With Gordon Brown’s resignation, the race is on to succeed him as Leader of the Labour Party and the first two into the race – Ed and David Milliband – have made it clear that they wish to return to the heart and soul of the party and have done with the idea of “new” Labour. Ed Balls, who is likely to announce his candidacy shortly has also said that this will be a battle about returning to the true roots of the party and to fight the next election from a progressive position, not as “red Tories” (the name given to left of centre conservatives). John Cruddas, who famously resigned from the Brown cabinet in the hope of triggering a rebellion in 2009, has also indicated that the challenge will be to bring Labour back to square one and rebuild the party as a party of the progressive left, though he has ruled himself out of the race.

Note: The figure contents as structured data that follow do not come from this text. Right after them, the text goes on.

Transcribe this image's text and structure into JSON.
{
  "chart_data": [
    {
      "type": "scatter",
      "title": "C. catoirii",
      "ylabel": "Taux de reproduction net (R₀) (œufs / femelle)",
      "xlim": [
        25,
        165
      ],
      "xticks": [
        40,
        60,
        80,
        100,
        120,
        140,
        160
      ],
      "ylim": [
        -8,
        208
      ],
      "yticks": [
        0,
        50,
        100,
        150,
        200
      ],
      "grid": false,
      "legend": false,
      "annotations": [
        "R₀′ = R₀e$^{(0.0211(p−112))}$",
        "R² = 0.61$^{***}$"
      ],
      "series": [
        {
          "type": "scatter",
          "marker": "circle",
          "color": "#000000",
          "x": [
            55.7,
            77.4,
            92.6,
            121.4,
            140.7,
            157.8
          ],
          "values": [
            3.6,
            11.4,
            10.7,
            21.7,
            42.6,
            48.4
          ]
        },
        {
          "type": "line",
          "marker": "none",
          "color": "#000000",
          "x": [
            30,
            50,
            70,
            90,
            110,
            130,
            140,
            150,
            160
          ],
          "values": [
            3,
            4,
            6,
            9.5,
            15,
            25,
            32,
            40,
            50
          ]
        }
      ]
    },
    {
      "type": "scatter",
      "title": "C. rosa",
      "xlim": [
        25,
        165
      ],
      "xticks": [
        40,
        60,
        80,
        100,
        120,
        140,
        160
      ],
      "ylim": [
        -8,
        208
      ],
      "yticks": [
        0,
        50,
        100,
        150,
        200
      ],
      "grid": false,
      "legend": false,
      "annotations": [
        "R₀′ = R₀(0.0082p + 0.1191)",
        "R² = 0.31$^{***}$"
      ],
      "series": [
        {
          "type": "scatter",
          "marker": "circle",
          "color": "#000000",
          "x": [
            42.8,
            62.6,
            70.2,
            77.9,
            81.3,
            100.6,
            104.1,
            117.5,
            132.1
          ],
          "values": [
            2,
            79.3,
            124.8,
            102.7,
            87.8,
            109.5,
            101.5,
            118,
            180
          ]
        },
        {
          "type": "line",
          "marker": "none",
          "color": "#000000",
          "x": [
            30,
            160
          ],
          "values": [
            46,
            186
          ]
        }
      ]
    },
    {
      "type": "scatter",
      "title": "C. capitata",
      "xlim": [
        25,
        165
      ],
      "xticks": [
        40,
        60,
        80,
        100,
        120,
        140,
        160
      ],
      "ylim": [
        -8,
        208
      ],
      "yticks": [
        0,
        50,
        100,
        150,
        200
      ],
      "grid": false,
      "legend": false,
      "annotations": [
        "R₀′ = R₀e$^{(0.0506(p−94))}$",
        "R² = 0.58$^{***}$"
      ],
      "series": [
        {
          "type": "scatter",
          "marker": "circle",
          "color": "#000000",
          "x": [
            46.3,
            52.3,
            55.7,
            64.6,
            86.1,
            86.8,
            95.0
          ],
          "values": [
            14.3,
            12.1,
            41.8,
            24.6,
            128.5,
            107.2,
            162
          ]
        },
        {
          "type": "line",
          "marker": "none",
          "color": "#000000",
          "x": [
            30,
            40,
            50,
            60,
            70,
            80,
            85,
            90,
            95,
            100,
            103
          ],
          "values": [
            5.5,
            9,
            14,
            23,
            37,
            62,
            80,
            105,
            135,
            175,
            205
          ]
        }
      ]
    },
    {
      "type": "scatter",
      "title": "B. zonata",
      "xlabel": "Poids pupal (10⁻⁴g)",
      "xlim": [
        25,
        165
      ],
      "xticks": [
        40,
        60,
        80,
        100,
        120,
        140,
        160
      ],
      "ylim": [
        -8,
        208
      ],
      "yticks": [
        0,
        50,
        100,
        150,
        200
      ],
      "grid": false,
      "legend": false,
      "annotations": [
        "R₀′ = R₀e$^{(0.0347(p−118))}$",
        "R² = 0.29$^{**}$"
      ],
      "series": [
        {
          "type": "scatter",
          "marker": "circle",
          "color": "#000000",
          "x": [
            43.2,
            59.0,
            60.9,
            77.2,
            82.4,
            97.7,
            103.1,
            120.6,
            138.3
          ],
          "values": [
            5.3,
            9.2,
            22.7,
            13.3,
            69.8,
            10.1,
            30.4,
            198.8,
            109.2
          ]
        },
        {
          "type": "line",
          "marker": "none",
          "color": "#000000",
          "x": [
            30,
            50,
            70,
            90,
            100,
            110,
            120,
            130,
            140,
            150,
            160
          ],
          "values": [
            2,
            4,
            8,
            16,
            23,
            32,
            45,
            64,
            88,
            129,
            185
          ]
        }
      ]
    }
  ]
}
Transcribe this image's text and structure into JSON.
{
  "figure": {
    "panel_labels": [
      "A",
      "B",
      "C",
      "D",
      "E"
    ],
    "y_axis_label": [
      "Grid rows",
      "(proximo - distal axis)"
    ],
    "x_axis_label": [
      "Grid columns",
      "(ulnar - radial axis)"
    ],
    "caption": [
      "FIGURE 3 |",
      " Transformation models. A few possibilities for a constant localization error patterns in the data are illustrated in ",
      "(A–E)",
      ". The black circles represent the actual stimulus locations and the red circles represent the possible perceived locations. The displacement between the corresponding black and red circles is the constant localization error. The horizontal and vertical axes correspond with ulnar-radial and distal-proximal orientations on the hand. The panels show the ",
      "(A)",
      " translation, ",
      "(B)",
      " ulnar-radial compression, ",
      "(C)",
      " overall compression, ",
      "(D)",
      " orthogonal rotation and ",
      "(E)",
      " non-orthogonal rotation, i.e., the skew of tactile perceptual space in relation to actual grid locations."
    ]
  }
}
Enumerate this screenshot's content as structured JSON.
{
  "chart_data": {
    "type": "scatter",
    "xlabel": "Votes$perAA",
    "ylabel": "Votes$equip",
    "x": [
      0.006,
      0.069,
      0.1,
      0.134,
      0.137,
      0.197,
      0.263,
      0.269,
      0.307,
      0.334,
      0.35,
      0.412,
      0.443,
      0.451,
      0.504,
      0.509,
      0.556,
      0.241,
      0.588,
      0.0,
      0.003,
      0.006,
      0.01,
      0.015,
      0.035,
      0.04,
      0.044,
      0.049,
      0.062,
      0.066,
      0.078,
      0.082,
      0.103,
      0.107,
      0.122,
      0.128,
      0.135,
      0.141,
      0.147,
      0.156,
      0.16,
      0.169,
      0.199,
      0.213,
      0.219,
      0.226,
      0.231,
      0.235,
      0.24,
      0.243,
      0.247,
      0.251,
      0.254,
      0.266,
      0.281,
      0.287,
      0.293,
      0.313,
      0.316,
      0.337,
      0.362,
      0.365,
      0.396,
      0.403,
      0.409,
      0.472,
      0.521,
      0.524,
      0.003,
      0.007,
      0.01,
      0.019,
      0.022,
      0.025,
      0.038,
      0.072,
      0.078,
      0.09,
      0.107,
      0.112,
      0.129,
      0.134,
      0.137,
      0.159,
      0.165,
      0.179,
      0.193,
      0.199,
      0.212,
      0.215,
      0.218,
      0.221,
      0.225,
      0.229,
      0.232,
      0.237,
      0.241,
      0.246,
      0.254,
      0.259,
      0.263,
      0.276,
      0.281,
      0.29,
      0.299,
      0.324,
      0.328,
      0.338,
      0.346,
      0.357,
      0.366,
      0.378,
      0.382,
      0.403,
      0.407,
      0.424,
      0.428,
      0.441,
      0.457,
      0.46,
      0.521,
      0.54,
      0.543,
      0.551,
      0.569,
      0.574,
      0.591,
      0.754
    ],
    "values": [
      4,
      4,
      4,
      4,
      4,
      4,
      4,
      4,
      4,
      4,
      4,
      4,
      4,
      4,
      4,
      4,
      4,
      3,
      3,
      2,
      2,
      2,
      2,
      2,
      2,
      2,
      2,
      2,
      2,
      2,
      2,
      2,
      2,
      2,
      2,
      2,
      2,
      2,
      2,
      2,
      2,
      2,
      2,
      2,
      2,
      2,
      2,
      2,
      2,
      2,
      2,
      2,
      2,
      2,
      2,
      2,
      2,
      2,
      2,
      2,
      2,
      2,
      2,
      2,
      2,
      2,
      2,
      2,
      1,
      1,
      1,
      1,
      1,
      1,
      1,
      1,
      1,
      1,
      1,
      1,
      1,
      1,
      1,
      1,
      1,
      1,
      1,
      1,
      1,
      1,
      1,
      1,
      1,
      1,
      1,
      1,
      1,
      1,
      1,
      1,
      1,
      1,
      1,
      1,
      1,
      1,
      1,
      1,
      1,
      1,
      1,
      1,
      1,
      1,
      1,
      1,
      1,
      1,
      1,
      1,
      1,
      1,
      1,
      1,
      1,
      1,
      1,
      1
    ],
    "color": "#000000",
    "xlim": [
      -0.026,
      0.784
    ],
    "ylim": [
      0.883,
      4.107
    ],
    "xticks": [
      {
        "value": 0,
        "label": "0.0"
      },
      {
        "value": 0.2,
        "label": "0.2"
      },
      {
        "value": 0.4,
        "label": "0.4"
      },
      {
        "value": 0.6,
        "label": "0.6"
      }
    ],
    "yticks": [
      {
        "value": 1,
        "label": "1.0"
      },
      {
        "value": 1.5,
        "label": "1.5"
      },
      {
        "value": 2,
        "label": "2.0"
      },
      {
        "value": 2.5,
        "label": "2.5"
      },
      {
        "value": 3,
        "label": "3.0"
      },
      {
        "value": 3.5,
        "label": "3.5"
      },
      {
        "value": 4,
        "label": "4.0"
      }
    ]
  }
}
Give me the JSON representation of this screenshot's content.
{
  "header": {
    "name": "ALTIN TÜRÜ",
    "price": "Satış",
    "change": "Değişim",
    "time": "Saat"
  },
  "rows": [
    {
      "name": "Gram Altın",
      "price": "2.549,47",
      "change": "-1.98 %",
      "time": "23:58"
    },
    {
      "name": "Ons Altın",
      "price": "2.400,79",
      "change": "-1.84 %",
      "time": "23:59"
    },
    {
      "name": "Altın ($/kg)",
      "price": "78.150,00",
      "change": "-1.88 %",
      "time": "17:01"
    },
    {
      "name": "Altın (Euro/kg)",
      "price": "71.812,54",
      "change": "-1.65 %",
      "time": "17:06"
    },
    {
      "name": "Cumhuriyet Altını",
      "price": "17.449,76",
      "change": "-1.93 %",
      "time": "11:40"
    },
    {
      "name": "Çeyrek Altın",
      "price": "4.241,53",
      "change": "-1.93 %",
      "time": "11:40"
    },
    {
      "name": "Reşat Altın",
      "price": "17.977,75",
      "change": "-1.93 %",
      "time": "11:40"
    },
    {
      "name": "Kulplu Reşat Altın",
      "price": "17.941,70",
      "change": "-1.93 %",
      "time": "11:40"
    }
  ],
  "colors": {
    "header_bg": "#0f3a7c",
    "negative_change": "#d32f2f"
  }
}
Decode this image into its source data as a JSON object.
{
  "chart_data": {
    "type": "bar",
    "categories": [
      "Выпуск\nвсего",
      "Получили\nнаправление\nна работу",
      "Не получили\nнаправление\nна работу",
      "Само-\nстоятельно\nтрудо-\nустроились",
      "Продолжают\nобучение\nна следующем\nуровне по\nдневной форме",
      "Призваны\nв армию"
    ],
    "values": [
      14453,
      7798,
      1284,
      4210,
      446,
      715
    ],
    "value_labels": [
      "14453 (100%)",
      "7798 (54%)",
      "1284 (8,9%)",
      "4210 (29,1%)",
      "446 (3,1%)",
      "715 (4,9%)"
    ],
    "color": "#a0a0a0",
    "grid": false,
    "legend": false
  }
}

The fact that some key figures – Harriet Harman, Alan Johnson, Jack Straw – who have been associated for a considerable time with the “new” Labour “brand” have made clear that they will not be candidates, also indicates that the “new” Labour motif is to be sidestepped in favour of a more progressive, left of centre stance.
There are two major reasons for this shift of thinking within the Labour party. The first and most obvious is arithmetic: Labour was roundly rejected in the recent general election by the people. Though it did better than some expected, it was Labour’s worse showing in terms of popular vote for eighty years. The party was not humiliated, but roundly defeated and will now spend at least five years if not a decade in opposition.
Second, there is clear evidence that throwing money at problems and setting centrally determined targets for health, education and social programs – state centralism – does not work. The history of new Labour will be written sometime in the future. It will focus on how Blair and Brown sought to “control” the levers of the State through money, targets, quango’s and inspection and how this failed to create any major improvements in health, education and other fields. What this did do was turn Britain from a nation of shopkeepers and entrepreneurs into a nation of bookkeepers and idea inhibitors who work for the public sector. Wages in the public sector are 7-9% higher than in the private sector and Britain is primarily a public sector economy with some entrepreneurial activity.
The next Labour leader needs to explain how Labour will transform communities and public organizations in such a way that they are once again effective means of securing fairness, meritocracy and empowerment. They will need to show how their thinking differs from that of the progressive arm of the Conservative party who appear to be pursuing policies closer to “old” Labour than Labour itself. They also have to explain how Labour will return pride, dignity and respect to communities, schools, health care and other public sector services. It is a tall order.
What we will witness in the Labour Party’s leadership struggle between now and the start of the party conference in September is a struggle for the ideological grounding of the party. The Milliband brothers are likely to provide the conversations, debates and writing that will articulate this ideology and lead to significant policy shifts – John Cruddas could also provide ballast to thinking, even though he will not be a candidate. Ed Balls, in contrast, is a lightweight thinker with heavyweight credentials – an enforcer and proclaimer rather than a thinker and imaginer. It will be an interesting time, but not the best of times for Labour.